Impact on the advertising industry

The advertising industry doesn’t seem so happy about the new rules on digital either. The Interactive Advertising Bureau was indeed very critical about the proposed improvement to cookies. “People who thought cookie banners were annoying, will be disappointed to hear that things won’t get better,” said Townsend Feehan, CEO of IAB Europe. “Without significant improvements to the proposed text, users would have to actively change the settings of every single device and app they use, and more actively deal with constant requests for permission for the use of harmless cookies when visiting websites and using other digital services”, Feehan warned.

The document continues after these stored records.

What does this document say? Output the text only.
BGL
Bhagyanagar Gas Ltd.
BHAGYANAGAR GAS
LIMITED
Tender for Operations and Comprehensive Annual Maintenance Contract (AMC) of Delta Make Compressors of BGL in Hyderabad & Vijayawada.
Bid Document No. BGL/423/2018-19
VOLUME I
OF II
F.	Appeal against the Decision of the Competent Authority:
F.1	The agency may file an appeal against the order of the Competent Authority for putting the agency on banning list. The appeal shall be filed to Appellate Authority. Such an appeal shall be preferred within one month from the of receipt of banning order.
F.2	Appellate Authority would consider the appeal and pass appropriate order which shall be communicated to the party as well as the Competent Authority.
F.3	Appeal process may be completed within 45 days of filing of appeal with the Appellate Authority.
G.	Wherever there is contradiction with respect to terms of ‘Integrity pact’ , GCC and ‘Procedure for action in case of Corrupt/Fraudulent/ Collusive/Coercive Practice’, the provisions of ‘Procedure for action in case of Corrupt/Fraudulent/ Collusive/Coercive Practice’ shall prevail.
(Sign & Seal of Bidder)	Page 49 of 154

Also, according to the Guardian, Yves Schwarzbart, Head of policy and regulatory affairs at the Internet Advertising Bureau UK, was quite critic about the EC proposals, since tighter rules carry the risk of undermining the possibility for advertisers to offer free services. “It will particularly hit those companies that […] find it most difficult to talk directly to end users”, he declared. According to the IAB UK, online advertising generates around £ 10 billion of revenue for publishers and content creators in the UK alone, and any further complication to the advertising system could have a potential worse impact on the overall revenue.

The new rules are still only proposals, and will require approval from the European Parliament and single Member States before gaining the status of law. The Commission called on the European Parliament and the Council to ensure “the smooth adoption of the new rules” by May 25, 2018, when the General Data Protection Regulation will enter into application.

According to the European Data Market Study, the EU data economy was valued at €272 billion in 2015.